By tradition, last month (June) was the month of weddings. In all of that wedded bliss, then, maybe seeing an estate planning attorney was not at the top of your list. On one hand, you're safe: Florida adds your spouse to your will in your estate plan when you get married. But as for the rest of your plan, you are not covered. And what if you don't want the State of Florida to change your will?
The law in Florida provides that if you already have a will then you marry, your new spouse will inherit a share of your estate even if you do not update your will. Under the law, this means your spouse will inherit at least half of your estate even if you have children with another person, and even if in your will, you left everything to those children. This is the "Pretermitted Spouse" rule. (Pretermitted means someone who was unintentionally omitted or forgotten, here, your spouse from your estate plan.)
In a few situations, this change in your plan does not take place automatically. First, your new spouse can waive this change by a prenuptial (or postnuptial) agreement. Second, if the person you marry is already provided for in your will, then that provision will still stand. Finally, if your will states specifically that you do not make a provision for that person, then this will stop the pretermitted spouse rule from changing that. In any of these scenarios, though, your intentional act is required.
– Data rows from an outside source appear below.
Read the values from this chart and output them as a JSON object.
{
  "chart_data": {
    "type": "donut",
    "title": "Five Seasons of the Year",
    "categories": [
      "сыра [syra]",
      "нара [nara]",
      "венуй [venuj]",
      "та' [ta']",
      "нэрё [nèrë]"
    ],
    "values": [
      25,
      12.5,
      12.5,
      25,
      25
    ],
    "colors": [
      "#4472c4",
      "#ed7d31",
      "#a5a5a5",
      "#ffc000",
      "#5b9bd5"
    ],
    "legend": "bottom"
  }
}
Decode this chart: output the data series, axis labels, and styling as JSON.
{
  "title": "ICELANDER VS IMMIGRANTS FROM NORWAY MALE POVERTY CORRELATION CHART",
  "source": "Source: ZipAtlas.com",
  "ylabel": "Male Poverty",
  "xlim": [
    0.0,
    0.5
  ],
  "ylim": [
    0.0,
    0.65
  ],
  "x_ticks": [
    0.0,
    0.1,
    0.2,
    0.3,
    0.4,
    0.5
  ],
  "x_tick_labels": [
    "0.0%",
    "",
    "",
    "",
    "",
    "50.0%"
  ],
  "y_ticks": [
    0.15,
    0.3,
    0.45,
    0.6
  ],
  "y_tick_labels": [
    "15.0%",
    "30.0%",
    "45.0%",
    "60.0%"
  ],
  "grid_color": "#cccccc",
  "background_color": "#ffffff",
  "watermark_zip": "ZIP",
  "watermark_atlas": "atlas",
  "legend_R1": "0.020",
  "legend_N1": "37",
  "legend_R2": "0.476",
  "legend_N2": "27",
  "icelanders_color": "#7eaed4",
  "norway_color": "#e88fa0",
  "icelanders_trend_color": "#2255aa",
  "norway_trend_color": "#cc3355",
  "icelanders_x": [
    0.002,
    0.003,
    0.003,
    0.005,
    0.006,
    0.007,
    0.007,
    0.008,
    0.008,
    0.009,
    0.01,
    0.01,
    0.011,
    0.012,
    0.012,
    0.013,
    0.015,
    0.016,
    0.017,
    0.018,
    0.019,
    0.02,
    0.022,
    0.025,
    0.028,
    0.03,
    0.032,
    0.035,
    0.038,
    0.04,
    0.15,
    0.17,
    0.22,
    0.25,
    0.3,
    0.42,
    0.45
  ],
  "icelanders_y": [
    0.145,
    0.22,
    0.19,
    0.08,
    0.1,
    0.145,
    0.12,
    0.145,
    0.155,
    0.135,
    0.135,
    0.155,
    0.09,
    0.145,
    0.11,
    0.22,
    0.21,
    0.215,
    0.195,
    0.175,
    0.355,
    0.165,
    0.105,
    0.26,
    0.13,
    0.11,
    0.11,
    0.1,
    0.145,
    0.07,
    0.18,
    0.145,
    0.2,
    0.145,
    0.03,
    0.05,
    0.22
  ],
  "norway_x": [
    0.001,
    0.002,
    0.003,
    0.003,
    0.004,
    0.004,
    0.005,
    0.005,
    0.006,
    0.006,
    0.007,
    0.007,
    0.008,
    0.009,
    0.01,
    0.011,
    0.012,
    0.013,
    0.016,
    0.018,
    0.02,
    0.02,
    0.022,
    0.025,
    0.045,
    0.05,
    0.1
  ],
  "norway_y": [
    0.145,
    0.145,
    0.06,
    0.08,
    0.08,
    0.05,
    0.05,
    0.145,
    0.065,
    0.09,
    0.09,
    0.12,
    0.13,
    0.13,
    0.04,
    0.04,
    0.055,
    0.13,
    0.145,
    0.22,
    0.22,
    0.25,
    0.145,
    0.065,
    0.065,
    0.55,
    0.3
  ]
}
If you do not want the Florida law to decide what happens to your estate, then you should meet with an estate planning attorney and update (or newly draft) your will. But even if you are happy with how Florida directs the distribution of your property, you should still update (or create) your estate plan. Remember: and estate plan is not only a will. Now that you're married, you might want to assign your new spouse as your agent under your power of attorney or as your surrogate health care decision maker.